En verano de 2020 mi familia y yo cambiamos de país. Para mi marido, belga, era una “repatriación” (vuelta a casa), yo me convertí en una “fauxpat” (algo así como una falsa expatriada: vives “en casa” pero no es tu país) y para mis hijos… bueno, para ellos era “something in between”.
Decidí marcar esta nueva etapa con un símbolo: compré 5 plantitas de margaritas. Apenas 6 hojas en cada mata de no más de 10 cm de alto. Mi lado optimista se dijo: “Seguro que en un par de años salen flores”.
Las instalé lo mejor que pude, las planté en la zona más soleada del jardincito que tenemos (aunque en invierno no vieron sol directo ni un día) y regularmente iba a ver cómo evolucionaban.

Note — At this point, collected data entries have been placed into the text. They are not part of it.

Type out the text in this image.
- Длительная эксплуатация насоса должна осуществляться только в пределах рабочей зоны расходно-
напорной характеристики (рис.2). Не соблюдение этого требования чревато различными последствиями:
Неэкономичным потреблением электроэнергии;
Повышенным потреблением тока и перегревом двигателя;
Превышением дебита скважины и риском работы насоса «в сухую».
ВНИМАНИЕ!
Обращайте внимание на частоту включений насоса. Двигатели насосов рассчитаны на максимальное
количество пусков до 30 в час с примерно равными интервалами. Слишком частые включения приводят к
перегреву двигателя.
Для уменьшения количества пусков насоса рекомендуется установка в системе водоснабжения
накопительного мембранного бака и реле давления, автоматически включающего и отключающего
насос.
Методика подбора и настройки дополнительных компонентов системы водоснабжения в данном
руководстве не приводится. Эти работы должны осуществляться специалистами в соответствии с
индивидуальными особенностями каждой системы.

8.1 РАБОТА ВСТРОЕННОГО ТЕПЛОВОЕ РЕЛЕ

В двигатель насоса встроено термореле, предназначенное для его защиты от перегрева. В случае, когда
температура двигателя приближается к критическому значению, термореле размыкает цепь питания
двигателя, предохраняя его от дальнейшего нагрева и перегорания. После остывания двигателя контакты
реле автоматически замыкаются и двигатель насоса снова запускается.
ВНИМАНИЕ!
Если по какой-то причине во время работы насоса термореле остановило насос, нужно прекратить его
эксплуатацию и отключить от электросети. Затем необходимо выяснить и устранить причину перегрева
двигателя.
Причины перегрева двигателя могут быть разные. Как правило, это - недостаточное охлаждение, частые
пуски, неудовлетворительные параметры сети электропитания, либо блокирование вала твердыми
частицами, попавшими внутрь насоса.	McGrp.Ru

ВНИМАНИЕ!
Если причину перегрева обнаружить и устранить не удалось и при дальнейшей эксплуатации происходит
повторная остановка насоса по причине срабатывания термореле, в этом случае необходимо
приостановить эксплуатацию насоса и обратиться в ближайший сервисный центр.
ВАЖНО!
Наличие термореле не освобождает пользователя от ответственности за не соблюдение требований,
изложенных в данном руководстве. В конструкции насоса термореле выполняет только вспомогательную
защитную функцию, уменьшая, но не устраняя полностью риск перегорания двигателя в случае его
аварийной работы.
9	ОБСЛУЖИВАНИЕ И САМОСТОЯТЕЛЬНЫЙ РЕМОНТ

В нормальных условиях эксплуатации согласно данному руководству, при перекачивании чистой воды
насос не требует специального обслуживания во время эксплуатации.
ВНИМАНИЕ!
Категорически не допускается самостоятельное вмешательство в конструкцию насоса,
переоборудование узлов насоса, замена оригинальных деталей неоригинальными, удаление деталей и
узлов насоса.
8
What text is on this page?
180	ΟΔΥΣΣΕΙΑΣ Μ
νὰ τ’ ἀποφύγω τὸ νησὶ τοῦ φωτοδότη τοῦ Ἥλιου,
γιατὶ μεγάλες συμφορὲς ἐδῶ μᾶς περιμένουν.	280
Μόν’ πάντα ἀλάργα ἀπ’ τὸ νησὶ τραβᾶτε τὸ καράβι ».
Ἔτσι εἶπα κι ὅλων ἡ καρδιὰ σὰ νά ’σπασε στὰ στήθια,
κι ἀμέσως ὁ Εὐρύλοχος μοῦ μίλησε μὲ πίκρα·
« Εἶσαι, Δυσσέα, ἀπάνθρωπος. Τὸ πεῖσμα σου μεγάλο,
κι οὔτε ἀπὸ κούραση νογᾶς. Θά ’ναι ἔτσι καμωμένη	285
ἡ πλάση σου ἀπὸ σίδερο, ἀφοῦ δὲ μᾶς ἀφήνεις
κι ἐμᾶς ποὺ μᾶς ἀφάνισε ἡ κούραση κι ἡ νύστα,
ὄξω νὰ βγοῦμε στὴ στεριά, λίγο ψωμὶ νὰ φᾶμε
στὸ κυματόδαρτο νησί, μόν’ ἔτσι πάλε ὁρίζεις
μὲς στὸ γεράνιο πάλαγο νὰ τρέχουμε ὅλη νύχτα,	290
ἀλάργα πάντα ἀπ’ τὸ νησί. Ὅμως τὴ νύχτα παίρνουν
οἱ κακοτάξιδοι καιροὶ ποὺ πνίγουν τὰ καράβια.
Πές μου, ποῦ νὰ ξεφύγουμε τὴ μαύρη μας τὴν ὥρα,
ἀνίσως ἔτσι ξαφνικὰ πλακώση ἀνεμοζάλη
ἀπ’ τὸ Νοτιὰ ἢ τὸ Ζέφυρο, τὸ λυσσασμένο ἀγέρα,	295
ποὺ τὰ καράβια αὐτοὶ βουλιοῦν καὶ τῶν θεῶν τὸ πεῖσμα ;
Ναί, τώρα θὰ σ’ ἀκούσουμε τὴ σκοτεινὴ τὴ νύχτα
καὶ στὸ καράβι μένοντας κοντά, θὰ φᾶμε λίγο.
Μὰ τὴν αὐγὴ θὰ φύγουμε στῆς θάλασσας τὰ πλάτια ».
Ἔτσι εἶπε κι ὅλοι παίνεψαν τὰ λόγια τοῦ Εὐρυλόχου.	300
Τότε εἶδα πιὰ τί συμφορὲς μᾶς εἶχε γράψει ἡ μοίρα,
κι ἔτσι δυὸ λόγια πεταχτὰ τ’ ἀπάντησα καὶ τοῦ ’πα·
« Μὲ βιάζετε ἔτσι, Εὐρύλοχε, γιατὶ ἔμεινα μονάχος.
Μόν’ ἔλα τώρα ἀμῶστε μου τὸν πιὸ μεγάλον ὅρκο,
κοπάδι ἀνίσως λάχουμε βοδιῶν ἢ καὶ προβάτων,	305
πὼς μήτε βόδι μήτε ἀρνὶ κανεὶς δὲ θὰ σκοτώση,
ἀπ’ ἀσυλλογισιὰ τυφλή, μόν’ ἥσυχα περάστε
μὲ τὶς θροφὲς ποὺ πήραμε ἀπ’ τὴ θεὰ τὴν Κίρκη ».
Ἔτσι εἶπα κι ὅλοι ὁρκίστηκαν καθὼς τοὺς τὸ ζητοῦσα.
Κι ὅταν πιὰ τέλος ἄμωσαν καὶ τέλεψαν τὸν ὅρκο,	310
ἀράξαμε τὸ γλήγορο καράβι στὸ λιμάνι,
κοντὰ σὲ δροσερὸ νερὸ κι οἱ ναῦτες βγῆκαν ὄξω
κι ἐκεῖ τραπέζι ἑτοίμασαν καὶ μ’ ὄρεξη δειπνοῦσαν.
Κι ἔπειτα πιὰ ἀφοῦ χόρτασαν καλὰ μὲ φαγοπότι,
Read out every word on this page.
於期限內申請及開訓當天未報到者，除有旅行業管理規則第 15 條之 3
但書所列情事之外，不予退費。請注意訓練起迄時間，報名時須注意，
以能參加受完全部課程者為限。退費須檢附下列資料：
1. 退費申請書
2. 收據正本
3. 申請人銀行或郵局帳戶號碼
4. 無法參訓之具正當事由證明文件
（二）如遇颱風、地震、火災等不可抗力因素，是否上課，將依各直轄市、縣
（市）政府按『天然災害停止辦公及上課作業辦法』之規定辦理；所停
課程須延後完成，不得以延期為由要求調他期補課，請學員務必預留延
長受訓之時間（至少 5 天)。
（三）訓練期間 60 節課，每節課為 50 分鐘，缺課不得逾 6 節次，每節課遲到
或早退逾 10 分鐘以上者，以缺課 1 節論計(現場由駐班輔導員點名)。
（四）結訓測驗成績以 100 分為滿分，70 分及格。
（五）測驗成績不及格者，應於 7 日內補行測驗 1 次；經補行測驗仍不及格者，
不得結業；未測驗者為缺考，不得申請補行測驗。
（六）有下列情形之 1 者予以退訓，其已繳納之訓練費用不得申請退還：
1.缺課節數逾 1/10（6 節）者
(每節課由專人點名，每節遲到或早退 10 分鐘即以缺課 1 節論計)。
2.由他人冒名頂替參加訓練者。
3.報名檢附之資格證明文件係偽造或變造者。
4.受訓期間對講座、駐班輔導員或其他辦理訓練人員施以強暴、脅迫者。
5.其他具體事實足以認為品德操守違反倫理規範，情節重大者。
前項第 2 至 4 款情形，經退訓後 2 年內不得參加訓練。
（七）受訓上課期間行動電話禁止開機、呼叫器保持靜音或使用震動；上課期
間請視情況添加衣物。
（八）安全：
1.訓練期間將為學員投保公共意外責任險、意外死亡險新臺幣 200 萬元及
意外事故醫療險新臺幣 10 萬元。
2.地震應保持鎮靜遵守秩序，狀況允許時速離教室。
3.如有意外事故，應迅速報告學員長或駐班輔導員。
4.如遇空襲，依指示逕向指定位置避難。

Ayer, diez meses después, se abrieron las dos primeras flores. Y hay muchas más en camino. ¡Qué satisfacción!
De alguna manera, esas margaritas representan lo que nuestros hijos han vivido estos últimos meses. Cambiaron de sistema de educación, de idioma, de cultura, en el confuso mudo pandémico, dejaron sus vidas anteriores sin casi poder decir adiós. Los plantamos aquí, en un entorno reconocible pero diferente. Diez meses después los veo fuertes, sólidos, enraizados, alegres, integrados en su entorno social, resilientes, transitando su camino de adolescencia.
Amor incondicional no es lo único que siento: orgullo, admiración, reconocimiento y agradecimiento por las margaritas de mi vida.
Apoyando a las familias en expatriación contribuimos a que en sus jardines también crezcan margaritas.